Z orzeczeniem tym nie zgodził się powód, który zaskarżył je w całości, domagając się jego zmiany poprzez uwzględnienie powództwa w całości, jak również zasądzenia od pozwanego na jego rzecz zwrotu kosztów postępowania zarówno przed Sądem I jak i II instancji. Zaskarżonemu wyrokowi zarzucił naruszenie art. 118 k.c. poprzez jego niezastosowanie w zakresie przewidującym 10-letni termin przedawnienia na tle stanu faktycznego sprawy i przyjęcie, że objęte pozwem roszczenie przedawnia się z upływem 2, względnie 3, lat. podczas gdy do roszczeń o uiszczenie opłaty za studia, określonej w umowie zawartej przed wejściem w życie ustawy z dnia 11 lipca 2014 r. o zmianie ustawy – Prawo o szkolnictwie wyższym oraz niektórych innych ustaw (Dz. U. z 2014 r., poz. 1198 ze zm.), miał zastosowanie 10-letni termin przedawnienia wynikający z art. 118 k.c.

W odpowiedzi na apelację pozwany wniósł o oddalenie jej w całości i odstąpienie od obciążania go kosztami postępowania w sprawie.

Sąd Okręgowy zważył, co następuje:

Apelacja musi skutkować wydaniem orzeczenia kasatoryjnego, ponieważ Sąd meriti w istocie nieprawidłowo zastosował w sprawie niniejszej przepisy normujące instytucje przedawnienia, czego konsekwencją było nierozpoznanie istoty sprawy.

W pierwszej kolejności należy zauważyć, że niniejsza sprawa podlega rozpoznaniu w postępowaniu uproszczonym i z tego względu, zgodnie z przepisem art. 505 13 § 2 k.p.c., jeżeli – jak w rozpoznawanej sprawie – Sąd II instancji nie przeprowadził postępowania dowodowego, uzasadnienie wyroku tego sądu powinno zawierać jedynie wyjaśnienie podstawy prawnej wyroku z przytoczeniem przepisów prawa.

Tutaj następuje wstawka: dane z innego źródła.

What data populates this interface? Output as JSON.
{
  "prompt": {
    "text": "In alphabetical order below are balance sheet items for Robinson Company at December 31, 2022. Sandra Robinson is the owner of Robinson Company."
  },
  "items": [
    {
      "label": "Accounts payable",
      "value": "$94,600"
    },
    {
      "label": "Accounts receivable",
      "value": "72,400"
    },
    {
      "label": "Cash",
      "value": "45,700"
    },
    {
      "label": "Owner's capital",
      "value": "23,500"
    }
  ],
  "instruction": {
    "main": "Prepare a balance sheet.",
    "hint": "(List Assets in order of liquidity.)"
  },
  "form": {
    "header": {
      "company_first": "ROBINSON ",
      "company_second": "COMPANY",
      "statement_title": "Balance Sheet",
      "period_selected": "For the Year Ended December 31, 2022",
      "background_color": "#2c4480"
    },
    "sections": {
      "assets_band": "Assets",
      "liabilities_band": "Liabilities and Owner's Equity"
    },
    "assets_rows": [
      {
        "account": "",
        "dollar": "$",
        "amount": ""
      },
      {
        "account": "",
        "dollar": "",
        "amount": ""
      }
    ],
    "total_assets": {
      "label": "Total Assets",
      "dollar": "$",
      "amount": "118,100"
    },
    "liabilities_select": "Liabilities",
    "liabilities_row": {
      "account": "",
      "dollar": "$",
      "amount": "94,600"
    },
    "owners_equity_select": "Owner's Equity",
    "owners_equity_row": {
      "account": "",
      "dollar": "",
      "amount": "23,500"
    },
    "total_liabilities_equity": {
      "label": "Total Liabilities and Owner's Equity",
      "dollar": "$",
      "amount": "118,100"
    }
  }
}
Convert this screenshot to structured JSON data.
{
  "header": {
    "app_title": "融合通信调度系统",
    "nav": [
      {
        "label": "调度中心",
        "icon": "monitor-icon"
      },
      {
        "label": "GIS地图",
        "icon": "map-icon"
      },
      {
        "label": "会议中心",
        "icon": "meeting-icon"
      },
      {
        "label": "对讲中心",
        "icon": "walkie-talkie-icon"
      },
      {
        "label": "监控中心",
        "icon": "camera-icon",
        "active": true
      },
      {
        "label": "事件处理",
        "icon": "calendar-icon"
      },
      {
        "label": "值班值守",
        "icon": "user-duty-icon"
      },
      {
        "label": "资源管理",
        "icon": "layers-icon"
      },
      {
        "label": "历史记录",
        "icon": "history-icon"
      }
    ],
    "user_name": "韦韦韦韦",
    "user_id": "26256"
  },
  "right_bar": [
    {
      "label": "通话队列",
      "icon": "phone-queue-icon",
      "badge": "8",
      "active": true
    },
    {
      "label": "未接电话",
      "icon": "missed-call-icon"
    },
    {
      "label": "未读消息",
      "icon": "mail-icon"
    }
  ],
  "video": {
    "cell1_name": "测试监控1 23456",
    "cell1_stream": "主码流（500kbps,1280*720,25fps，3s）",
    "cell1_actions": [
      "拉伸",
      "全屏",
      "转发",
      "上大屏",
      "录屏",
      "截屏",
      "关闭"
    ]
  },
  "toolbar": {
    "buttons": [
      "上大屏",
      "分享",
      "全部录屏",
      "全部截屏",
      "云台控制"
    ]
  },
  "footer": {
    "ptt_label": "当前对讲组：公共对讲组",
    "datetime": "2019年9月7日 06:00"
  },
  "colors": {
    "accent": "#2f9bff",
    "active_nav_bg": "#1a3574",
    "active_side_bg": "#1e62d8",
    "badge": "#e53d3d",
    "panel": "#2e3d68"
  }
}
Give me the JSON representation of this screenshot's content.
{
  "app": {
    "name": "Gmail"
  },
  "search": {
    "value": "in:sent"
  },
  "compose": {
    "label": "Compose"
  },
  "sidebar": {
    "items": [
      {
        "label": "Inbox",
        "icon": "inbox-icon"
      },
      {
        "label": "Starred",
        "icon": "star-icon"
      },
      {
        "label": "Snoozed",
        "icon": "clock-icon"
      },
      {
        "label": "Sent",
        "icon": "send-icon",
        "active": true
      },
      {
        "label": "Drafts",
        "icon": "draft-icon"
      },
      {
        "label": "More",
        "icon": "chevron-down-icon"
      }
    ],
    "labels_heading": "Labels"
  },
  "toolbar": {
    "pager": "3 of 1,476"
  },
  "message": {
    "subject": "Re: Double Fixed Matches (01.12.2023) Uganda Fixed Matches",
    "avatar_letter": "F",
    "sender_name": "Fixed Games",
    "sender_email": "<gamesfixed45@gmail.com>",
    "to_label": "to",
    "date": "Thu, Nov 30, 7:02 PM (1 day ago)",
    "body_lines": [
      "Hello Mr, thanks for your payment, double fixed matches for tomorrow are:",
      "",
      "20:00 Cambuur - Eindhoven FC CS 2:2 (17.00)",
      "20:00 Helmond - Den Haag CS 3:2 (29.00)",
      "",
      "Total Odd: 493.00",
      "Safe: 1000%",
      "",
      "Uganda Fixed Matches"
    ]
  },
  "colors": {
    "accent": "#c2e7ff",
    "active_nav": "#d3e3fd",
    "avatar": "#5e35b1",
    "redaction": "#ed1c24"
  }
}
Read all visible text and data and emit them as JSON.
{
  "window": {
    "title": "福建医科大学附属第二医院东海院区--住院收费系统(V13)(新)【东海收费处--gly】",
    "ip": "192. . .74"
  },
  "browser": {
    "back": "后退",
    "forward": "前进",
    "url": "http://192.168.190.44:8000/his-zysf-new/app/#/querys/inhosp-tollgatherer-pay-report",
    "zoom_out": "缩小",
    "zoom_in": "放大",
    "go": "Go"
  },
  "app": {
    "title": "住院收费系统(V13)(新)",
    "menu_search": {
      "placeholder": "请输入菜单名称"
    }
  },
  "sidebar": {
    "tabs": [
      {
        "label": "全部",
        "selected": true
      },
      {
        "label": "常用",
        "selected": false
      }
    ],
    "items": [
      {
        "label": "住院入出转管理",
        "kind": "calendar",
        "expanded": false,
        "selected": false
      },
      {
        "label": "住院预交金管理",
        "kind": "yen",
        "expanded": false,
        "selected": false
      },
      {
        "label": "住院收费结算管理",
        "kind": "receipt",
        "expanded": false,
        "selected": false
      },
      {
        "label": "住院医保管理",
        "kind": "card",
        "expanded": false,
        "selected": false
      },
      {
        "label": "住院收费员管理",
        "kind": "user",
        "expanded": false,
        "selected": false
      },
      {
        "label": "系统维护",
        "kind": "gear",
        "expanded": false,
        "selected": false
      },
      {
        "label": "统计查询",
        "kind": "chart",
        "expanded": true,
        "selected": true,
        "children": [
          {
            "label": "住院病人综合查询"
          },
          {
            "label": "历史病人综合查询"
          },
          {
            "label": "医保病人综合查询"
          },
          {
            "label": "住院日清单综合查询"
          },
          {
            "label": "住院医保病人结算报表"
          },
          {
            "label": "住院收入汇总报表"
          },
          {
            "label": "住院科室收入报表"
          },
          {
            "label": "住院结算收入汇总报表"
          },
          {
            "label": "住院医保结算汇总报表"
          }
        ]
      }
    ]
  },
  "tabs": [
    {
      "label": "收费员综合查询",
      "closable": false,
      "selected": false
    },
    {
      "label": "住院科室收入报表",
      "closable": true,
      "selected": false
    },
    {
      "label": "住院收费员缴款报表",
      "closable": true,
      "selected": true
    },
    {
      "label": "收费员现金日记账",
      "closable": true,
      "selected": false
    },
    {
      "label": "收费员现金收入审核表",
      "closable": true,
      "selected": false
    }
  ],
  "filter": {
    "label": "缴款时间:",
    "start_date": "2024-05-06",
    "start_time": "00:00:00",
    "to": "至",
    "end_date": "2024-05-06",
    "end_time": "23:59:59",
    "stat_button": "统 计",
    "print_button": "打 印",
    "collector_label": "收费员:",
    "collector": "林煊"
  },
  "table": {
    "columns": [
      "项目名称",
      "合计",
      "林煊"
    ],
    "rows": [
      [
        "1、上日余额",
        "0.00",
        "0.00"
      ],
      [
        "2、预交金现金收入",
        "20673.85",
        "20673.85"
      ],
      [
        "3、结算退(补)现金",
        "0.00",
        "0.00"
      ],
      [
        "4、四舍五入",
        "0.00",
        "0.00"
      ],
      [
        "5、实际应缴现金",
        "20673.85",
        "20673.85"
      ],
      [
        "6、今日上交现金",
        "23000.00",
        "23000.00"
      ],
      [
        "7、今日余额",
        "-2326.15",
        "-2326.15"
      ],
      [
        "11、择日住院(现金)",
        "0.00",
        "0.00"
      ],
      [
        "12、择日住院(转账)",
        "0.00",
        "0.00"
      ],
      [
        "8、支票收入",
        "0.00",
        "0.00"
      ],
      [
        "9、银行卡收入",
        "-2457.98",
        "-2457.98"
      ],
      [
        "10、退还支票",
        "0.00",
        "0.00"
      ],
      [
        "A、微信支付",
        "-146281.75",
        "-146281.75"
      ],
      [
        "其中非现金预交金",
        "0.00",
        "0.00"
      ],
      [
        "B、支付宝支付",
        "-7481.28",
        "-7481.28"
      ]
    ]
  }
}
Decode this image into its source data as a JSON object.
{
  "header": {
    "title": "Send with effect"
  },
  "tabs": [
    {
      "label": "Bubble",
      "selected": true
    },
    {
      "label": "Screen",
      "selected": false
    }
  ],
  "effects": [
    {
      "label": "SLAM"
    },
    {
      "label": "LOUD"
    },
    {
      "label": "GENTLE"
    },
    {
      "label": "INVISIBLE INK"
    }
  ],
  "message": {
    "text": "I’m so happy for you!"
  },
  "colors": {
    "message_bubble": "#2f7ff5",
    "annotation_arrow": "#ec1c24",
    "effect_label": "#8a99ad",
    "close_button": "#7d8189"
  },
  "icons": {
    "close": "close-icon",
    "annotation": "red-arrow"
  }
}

Odnosząc się do zarzutu apelacyjnego, stwierdzić należy, że w aktualnym stanie prawnym przed Sądem Rejonowym stanęło rzeczywiście niełatwe zadanie właściwego zinterpretowania przepisów regulujących przedawnienie roszczeń o uiszczenie opłat wynikających z umów zawieranych pomiędzy uczelnią a studentem lub osobą przyjętą na studia. Z wywodów zawartych w uzasadnieniu zaskarżonego orzeczenia wynika, że Sąd przyjął, iż od momentu wejścia w życie art. 32 ustawy z dnia 11 lipca 2014 r. o zmianie ustawy – Prawo o szkolnictwie wyższym oraz niektórych innych ustaw (Dz. U. z 2014 r., poz. 1198 ze zm.), zwanej dalej ustawą nowelizującą, trzyletni termin przedawnienia dotyczy wszelkich umów tego rodzaju, niezależnie od tego, czy zawarte były przed dniem 1 października 2014 r., czy też później. Dostrzegając możliwość niekonstytucyjności tego przepisu, stwierdził dalej, że gdyby z tego powodu odmówić jego zastosowania, to do roszczeń z umowy zawartej przed dniem wejścia w życie ustawy nowelizującej należałoby odnieść art. 751 pkt. 2 k.c. wprowadzający dwuletni termin przedawnienia.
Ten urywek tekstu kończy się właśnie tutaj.